In short, the guidance counsels that submitting AI-generated work without careful review likely violates 37 CFR 11.18(b), and relying solely on an AI tool’s accuracy is not considered a reasonable inquiry. Practitioners would be wise to carefully review AI-generated work for accuracy, technical soundness, and compliance with patent law, and correct any errors or omissions before signing and submitting documents to the USPTO.
Secondly, beyond assisting with document preparation, AI tools can automate tasks like completing USPTO forms, accessing USPTO information, and uploading documents to USPTO servers. The guidance emphasizes that users must exercise caution when using AI tools to avoid violating USPTO rules and policies related to authorization.
Only authorized individuals—such as applicants, inventors, registered practitioners, or sponsored support staff—may file documents and access USPTO information. For example, to submit documents via platforms like the Patent Center or Trademark Electronic Application System, users must have a USPTO.gov account, which is restricted to natural persons and cannot be obtained or sponsored by AI systems or non-natural entities.
The guidance also stresses the importance of ensuring AI tools comply with federal and state laws, as well as USPTO rules and policies, when accessing and interacting with USPTO IT systems. Practitioners using AI tools are responsible for ensuring the tools do not exceed authorized access. To minimize such risk, practitioners may consider using the USPTO’s bulk data products for permitted data mining efforts.
In summary, to avoid violating USPTO rules and policies practitioners should be cautious about the access they grant to AI tools that use USPTO resources. The guidance also highlights that AI tools do not qualify as authorized users under USPTO regulations. Authorized individuals would be wise to supervise AI tools to minimize risks associated with unauthorized data access.

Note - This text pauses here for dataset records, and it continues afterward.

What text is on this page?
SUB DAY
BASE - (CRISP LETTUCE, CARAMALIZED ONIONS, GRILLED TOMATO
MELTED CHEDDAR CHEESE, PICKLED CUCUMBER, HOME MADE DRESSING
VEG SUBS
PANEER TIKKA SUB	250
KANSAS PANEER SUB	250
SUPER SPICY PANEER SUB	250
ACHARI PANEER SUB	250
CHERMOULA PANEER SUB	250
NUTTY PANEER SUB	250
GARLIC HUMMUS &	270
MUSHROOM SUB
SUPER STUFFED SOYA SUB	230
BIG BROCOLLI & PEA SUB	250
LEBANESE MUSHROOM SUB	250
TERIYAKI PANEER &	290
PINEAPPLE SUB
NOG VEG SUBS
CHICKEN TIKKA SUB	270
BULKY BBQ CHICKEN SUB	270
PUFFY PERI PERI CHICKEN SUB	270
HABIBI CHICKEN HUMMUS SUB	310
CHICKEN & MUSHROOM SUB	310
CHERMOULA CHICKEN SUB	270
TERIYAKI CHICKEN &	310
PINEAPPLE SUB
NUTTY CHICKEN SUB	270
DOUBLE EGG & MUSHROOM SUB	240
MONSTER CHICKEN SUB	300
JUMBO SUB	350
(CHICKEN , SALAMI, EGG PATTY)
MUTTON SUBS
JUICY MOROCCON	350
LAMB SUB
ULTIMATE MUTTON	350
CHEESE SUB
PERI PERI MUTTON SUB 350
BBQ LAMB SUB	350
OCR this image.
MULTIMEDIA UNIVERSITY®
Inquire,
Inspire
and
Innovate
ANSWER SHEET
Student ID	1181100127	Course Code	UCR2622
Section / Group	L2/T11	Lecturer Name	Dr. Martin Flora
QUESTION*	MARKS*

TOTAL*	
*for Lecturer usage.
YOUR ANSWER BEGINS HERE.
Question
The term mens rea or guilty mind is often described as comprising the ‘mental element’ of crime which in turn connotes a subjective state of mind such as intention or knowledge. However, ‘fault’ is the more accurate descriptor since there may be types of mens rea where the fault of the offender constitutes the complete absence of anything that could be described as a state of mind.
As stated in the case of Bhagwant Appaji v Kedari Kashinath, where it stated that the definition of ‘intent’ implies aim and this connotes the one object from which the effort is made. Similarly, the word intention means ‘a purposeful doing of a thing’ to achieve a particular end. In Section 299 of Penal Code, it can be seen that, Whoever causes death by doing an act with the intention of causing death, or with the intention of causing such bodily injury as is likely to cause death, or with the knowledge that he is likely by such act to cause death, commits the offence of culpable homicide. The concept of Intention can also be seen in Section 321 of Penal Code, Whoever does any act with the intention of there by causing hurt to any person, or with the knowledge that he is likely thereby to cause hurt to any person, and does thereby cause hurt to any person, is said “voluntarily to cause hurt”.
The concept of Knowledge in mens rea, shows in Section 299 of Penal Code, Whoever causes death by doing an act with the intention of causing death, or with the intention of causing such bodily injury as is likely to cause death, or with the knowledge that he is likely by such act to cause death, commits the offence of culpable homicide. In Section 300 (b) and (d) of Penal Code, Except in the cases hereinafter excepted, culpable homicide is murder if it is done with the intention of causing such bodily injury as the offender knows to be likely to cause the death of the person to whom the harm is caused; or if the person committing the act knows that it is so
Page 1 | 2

Lastly, practitioners should be aware that using AI tools in practice before the USPTO can lead to inadvertent disclosure of client-sensitive or confidential information. The guidance emphasizes that practitioners must take reasonable steps to prevent such disclosures and ensure confidentiality obligations under 37 CFR 11.106 are not breached.
Under 37 CFR 11.106(a), “[a] practitioner shall not reveal information relating to the representation of a client unless the client gives informed consent.” Understanding how an AI tool works is essential to protecting confidential information. Practitioners should also be mindful that AI tools may introduce risks if they are developed by third parties, store data in insecure locations, or are subject to restrictive licensing agreements.
For example, when inventors input aspects of their invention into AI systems for tasks like prior art searches or drafting legal documents, the AI systems may store this information. Owners of these AI systems can utilize the data in several ways, such as enhancing their AI models through further training or sharing the data with third parties. This raises concerns about confidentiality breaches, potentially violating practitioners’ obligations under 37 CFR 11.106. If confidential information is used to train AI, there is a risk that this information, or portions of it, could appear in outputs generated by the AI and shared with others.
In summary, using AI tools in USPTO practice poses risks of inadvertently disclosing client-sensitive information. Investigating how an AI tool protects confidential information is critical to ensuring compliance with patent laws. To safeguard a client’s interests from potential breaches of confidentiality, practitioners should assess how these tools handle and store data and ensure that the usage of AI tools aligns with the confidentiality obligations of Rule 11.106(a).